Be familiar with the type of lift you are riding, and ask for help if you need it.
Before loading, remove backpacks and secure loose items. Remove pole straps from wrists.
Look over your shoulder to watch the chair approach.
Sit all the way in the chair, with your back to the seat rest.
If the lift has a restraint bar, wait until everyone is seated, and slowly reach up and lower the bar. Do not attempt to lower the bar if you cannot reach it! Adults should always help kids to lower the bar.
Be aware of your surroundings while riding the lift. If you drop something, let it fall! You can always ask ski patrol for help retrieving the lost item.
As you approach the top terminal, prepare to raise the bar. Look for signs advising you to do so to help with your timing.

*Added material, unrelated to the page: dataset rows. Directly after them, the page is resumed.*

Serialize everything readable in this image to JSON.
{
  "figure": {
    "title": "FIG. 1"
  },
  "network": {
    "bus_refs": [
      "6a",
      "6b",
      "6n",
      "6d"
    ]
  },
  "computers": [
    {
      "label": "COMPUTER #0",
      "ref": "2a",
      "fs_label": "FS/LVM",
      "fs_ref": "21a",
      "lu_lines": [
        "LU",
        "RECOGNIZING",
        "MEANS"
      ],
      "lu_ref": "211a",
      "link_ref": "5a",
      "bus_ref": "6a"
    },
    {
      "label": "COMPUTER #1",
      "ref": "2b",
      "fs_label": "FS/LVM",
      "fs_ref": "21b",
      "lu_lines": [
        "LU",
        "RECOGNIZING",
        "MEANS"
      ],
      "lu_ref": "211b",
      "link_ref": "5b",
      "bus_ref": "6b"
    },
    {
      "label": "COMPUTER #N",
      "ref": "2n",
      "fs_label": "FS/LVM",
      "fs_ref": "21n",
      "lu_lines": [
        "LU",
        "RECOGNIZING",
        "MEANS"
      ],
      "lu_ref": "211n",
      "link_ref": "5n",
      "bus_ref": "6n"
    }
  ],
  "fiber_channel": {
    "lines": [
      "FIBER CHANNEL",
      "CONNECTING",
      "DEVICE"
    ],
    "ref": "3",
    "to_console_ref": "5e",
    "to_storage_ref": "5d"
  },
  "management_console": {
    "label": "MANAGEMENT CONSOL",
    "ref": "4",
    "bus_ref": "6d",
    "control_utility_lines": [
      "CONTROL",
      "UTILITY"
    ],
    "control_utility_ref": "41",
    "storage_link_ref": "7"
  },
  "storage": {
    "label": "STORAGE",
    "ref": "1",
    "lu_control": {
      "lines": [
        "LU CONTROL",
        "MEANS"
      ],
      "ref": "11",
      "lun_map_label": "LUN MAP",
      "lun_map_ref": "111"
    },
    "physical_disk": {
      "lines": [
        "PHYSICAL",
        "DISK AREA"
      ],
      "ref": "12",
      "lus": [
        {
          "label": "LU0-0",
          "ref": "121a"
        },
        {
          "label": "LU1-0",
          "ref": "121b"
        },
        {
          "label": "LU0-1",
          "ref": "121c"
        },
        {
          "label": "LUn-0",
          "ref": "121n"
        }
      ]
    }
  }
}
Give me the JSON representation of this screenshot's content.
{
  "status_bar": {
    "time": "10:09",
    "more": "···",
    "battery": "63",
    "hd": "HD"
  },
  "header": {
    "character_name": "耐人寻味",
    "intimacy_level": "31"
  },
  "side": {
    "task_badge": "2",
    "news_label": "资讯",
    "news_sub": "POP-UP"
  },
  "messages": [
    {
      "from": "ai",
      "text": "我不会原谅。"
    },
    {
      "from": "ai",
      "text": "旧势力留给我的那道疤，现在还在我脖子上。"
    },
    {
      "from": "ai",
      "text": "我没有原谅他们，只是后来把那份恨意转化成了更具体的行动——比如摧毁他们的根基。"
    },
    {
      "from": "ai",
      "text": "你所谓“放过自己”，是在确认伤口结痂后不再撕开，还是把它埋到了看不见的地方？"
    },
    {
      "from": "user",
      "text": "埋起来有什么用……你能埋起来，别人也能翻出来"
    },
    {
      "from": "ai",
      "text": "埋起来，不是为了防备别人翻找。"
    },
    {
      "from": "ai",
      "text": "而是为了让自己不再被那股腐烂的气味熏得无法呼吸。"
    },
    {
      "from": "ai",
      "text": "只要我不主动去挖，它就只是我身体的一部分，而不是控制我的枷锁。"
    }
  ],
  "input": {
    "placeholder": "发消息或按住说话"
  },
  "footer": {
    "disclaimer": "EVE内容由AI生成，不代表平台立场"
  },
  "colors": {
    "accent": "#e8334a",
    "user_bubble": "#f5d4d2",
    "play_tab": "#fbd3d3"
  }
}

Tips For Avoiding Collisions
1. Be Ready
Be ready to slow down or avoid objects or other people at any time. Ski and ride in such a way that you are always able to control yourself regardless of conditions and avoid others and objects you may encounter on the run, groomed or otherwise.
2. Stay Alert
Stay alert to what’s going on around you, especially other skiers and riders. Being aware of those around and changing conditions will help you have a fun and safe day on the hill.
3. Plan Ahead
Ease up at blind spots, check uphill when merging onto trails, and give other skiers plenty of room when passing. Look out for spots on the run where traffic merges or you can't see what's coming next. If you are unfamiliar with a run, take it easy the first time down it and make note of places where you'll want to slow down, such as cat tracks and rollers. Also, give other skiers and riders lots or room, especially if you are passing them. There's plenty of space out there, so there's no need to crowd each other.
By doing these three things every run, you'll be helping keep the slopes safe and enjoyable, for you and everyone else.
Freestyle Terrain / Terrain Park Safety
START SMALL - Work your way up. Build your skills.
MAKE A PLAN - Every feature. Every time.
ALWAYS LOOK - Before you drop.
RESPECT - The features and other users.
TAKE IT EASY - Know your limits. Land on your feet.